Hi
I hereby take the liberty to contact you regarding an issue we
experience with the
MPC5200 BestComm/FEC in our system. I found that you are the writer of
the drivers
for these, so apparently with a lot of experience with these devices.
I hope you can find
the time and inspiration to look into our case.
Well, feel free to CC me to bring my attention to it, but such question
should still go to the list.
It's been a while since I worked on the 5200 and some other people might
have more recent expertise than I do.
Plus, it's actually Domen Puncer who reworked a lot of the network
driver code quite recently ...
We are running a Lunix based system based on a MPC5200
Need more precision.
- 5200 or 5200B ?
- What kernel version (version ?, where did you get it ?, external patch
applied ?)
This process dies after several minutes due to a FEC RxFifo overflow
interrupt. This interrupt
now causes the FEC to be re-initialized, but for some reason the
receiver channel still does
not work properly, causing the RxFifo overflow to occur nearly
immediately again, causing
a subsequent FEC re-init again, again resulting in failing receiver
channel, causing another
RxFifo overflow interrupt etc etc etc......
Huh ... you transmit lots of data ... and it's the RX fifo that overlow ...
In the FEC driver we stumbled upon the following code:
static irqreturn_t fec_rx_interrupt(int irq, void *dev_id)
{
struct net_device *dev = dev_id;
struct fec_priv *priv = (struct fec_priv *)dev->priv;
for (;;) {
struct sk_buff *skb;
struct sk_buff *rskb;
struct bcom_fec_bd *bd;
u32 status;
if (!bcom_buffer_done(priv->rx_dmatsk))
break;
[...snipped...]
Now what we see is that the statement in the FEC interrupt handler
if (!bcom_buffer_done(priv->rx_dmatsk))
break;
is executed frequently.
Can you explain why this statement is there?
Well ... that test is inside an infinite loop ( for(;;) ... ), so yes,
hopefully it will be 'break' at some point ...
What we do here is that we try to process as much receive buffer as
possible ... So we loop indefinitly until no more buffers are ready ...
During debug, after receiving the first RxFifo overflow interrupt, we
suspended all further FEC processing and dumped
various system status, of which the BestComm receiver descriptors.

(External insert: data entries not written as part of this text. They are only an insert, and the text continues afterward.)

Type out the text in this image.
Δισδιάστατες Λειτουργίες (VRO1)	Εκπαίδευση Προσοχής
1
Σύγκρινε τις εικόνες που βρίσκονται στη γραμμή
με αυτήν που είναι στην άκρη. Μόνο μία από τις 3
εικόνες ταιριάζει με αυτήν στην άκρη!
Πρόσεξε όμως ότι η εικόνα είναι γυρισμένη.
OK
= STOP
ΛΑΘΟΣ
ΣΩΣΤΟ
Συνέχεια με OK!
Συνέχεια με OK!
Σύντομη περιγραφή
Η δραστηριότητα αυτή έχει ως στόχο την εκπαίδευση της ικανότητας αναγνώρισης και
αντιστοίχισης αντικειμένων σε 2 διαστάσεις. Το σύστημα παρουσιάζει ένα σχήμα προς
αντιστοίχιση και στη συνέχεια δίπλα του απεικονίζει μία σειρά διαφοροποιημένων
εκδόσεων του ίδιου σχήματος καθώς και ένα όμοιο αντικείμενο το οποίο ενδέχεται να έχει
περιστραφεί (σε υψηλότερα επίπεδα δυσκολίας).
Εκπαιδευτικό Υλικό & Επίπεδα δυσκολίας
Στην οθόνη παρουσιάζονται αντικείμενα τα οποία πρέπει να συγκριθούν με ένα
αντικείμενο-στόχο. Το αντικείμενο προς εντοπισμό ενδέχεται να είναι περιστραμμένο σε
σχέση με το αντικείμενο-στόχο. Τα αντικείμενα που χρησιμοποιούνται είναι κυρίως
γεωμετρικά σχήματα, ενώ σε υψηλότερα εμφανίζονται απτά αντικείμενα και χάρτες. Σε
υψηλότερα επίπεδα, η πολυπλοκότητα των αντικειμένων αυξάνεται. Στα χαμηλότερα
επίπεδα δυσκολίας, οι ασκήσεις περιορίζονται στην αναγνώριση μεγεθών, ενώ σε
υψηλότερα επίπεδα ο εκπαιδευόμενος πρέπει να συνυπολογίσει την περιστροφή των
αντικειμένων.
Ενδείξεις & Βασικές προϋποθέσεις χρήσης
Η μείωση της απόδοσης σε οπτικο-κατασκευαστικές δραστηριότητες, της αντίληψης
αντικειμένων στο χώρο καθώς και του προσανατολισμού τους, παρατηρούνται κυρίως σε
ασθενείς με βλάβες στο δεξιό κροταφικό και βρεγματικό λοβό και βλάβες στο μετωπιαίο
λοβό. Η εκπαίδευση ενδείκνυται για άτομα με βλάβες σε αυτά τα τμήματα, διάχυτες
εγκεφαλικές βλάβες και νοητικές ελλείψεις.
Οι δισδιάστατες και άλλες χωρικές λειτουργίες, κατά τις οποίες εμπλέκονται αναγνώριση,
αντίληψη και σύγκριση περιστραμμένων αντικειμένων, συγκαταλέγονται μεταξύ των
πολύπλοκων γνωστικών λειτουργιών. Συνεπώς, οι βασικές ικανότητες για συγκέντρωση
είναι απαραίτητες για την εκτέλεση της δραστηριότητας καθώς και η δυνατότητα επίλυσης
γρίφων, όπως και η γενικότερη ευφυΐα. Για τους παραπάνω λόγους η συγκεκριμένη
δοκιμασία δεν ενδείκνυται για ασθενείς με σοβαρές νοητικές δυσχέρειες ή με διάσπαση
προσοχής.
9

Here we found that always all but one were initialized
to 0x4000005f2, but the different one to 0x08000040.
Theses are Receive Buffer descriptor. So it the BCOM_BD_READY bit is
_set_, that means, that they're _not_ done (i.e. they are ready for
bestcomm to fill).
If you check the definition of bcom_buffer_done, you'll see that we
check if the bit is _cleared_
So the situation you are describing is essentially :
- One of the buffer is filled with some received packet (length = 0x40)
- All the other buffers are ready for bestcomm and they can contain at
maximum 1522 bytes (0x5f2)
There is nothing 'wrong' about this situation.
This all directs us somewhat to the believe that the following is
occurring:
For some reason the BestComm gets confused during FEC reception
causing a descriptor not to be handled properly, which
causes its status never to be set to 'ready' (BCOM_BD_READY
0x40000000ul). Eventually, because of all receiving
traffic to be ceased, the RxFifo will overflow causing the described
interrupt and following re-initialization actions. But the
BestComm FEC receiver channel fails to re-initialize (or even does not
get re-initialized at all) and/or the BestComm FEC
receiver descriptor table does not get re-initialized, causing the
0x08000040 status to remain in there. So either BestComm
fails to work at all for the FEC Receiver channel and/or BestComm
eventually stumbles upon the 'incorrect' descriptor causing
the FEC receiver to stall again causing an RxFifo overflow again etc
etc etc.
Well, given you misunderstood the meaning of BCOM_BD_READY, this theory
doesn't make much sense sorry ...
The re-initialize process should work however ... there is a bug there.
This all seems plausible for what we experience so far, but does get
confirmed by any data we can find in datasheets and
hard-/software descriptions. The FEC receiver has the highest priority
within BestComm and thus should always get serviced.
The thing we can not find however is what system impact the PCI DMA by
the PLX9056 is causing on the BestComm
performance.
The only interference I see would be contention on the XLB bus ... Maybe
you can try to play with the xlb priority and give a higher one to
bestcomm or a lower one to the PCI.
Look in the platform setup there is some code setting xlb priorities.
And refer to the 'XLB arbiter' section of the manual for the registers
to tweak.
What kind of bandwidth are you using for RX/TX on ethernet and PCI ?
Does your PCI card do _very_ long bursts without releasing the bus
(locking the xlb for a long time), or _very_ short burst causing big
overhead ?
You can also try playing the FEC RX fifo alarm levels.
We can imagine that it disrupts 'normal' BestComm performance i.e.
Ethernet traffic, but then again the overflow
interrupt should take care of a proper re-initialization of all hard-
and software, allowing the TCP/IP stack to subsequently
handle correct transfer of missing packets.
The overflow should still not happen ... that's a pretty serious error
imho.
Sylvain